Ottawa's COVID-19 hospitalizations remain stable.
Wastewater levels are stable, with signs of a slow decline.
Three more Ottawans with COVID have died.
Two local health units set new pandemic records for COVID deaths in a month.
There are now 104 Ottawa residents in local hospitals for treatment of active COVID-19, according to Wednesday's update from Ottawa Public Health (OPH). Seventeen of those patients are in an ICU.
Both numbers have been rising, but remained similar to Tuesday's update.
These hospital numbers can lag as information from hospitals is processed and reported. Using this information, Ottawa set a new hospitalization record with a peak of 135 patients on Jan. 19
They also do not include people who came to the hospital for other reasons and then test positive for COVID-19. They also don't cover people with lingering COVID problems, or patients transferred from other health units.
As of Monday, that category of COVID patients totalled more than the number of patients admitted for COVID-19.
Hospitals are also challenged on a different level by rising spread because staffing shortages lower their capacity. There are also 39 hospital outbreaks reported by OPH, which is stable.
Other numbers to watch
The average level of coronavirus in Ottawa's wastewater, which doesn't rely on COVID-19 testing, reached its highest point on record earlier in January and has stabilized at a very high level, with recent signs of a slow decline.
Officials now say the Omicron wave seems to have plateaued.
The case count surged to record levels in many places this winter — and as the Omicron variant's spread overwhelms and limits testing, the actual number of cases in Ottawa is many times higher and some familiar numbers are affected.
On Wednesday, OPH reported 325 more COVID-19 cases and three more deaths. It has reported 52 COVID deaths this month, nearing the 60 reported in May 2021 — the most in a month since COVID vaccines were approved.
The test positivity rate for those who received PCR tests outside long-term care homes continues to sit in the range of 20 per cent. There were 8,400 residents tested in the latest one-week period.
The rolling seven-day average of newly confirmed COVID-19 cases expressed per 100,000 residents is around 220, but limited testing capacity makes that metric less reliable.
906,760: The number of Ottawa residents age five and up with at least one dose of the COVID-19 vaccine, about 800 more than the last update on Monday. That's 91 per cent of the eligible population.
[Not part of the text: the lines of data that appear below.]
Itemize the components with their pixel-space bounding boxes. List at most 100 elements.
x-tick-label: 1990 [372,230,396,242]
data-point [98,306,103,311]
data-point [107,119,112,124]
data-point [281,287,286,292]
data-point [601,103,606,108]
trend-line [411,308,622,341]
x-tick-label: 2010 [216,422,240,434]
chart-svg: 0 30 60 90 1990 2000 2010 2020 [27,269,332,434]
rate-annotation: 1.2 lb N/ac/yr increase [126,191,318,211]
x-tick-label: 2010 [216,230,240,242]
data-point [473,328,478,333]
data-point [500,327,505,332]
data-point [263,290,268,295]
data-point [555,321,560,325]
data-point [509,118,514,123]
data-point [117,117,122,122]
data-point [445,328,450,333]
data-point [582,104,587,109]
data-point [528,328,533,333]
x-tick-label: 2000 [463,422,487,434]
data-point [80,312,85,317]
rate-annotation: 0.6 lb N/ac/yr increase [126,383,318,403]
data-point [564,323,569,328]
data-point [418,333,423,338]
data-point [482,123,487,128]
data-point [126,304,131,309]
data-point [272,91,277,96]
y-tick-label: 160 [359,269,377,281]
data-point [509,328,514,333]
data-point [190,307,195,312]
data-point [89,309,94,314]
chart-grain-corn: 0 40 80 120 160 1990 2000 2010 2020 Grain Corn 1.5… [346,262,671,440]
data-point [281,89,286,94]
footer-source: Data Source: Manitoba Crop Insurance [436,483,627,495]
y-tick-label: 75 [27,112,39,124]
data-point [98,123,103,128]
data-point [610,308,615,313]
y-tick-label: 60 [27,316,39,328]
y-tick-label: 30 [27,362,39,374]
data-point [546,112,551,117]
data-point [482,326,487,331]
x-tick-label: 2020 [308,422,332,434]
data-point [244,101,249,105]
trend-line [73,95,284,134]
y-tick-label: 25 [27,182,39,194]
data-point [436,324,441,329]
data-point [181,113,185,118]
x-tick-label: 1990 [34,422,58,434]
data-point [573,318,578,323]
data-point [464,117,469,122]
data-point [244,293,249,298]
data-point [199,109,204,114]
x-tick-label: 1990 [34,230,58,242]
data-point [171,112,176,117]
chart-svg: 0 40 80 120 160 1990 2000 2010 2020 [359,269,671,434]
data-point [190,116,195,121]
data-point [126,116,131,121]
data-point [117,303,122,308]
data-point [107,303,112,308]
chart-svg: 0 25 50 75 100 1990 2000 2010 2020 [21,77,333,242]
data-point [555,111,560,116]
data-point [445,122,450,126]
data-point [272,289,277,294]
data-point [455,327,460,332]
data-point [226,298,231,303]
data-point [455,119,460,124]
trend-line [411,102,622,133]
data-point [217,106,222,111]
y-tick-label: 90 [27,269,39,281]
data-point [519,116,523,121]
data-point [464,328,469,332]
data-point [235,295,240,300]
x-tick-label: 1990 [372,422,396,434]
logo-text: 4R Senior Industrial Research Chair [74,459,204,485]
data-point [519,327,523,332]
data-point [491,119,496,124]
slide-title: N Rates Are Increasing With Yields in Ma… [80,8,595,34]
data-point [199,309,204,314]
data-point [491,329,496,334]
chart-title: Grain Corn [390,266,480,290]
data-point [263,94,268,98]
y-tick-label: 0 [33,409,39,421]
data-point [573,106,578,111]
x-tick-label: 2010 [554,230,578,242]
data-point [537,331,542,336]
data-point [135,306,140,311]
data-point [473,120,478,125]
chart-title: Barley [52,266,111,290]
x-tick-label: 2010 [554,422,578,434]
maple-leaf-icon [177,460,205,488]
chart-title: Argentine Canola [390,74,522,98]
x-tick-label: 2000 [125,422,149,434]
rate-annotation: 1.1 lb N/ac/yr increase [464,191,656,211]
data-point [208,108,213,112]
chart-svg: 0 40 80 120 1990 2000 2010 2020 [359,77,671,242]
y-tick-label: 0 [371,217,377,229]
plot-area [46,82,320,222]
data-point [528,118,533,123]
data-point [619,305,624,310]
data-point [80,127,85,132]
843,840: The number of Ottawa residents age five and up with a second dose, about 2,600 more than Monday. Eighty-five per cent of the eligible population now has at least two doses.
501,118: The number of Ottawans age 18 and up with a third dose, about 5,000 since Monday. That covers 59 per cent of those residents. Eligibility is extremely limited for children under 18 and 900 have had their third.
52,431: The number of children in Ottawa age five to 11 who have received their first dose of the pediatric COVID-19 vaccine, 67 per cent of that age group. About 16,200, or 21 per cent, have two doses.
Across the region
Outside of Ottawa, the wider region has about 170 COVID-19 hospitalizations, with 29 of them needing intensive care. Those numbers have been relatively stable and don't include Hastings Prince Edward (HPE) Public Health, which has instituted a different way of reporting.
HPE reported 15 COVID hospitalizations Wednesday, four of them in an ICU. That's similar to Monday after a large drop from the previous week. It also reported three more COVID deaths, bringing the number of deaths in January 2022 to a local record of 15.
Renfrew County has also set a monthly COVID death record, with six this January. That total remained at 19 in its Wednesday update.
Hospitalizations are stable in the Leeds, Grenville and Lanark District Health Unit as of its Wednesday update.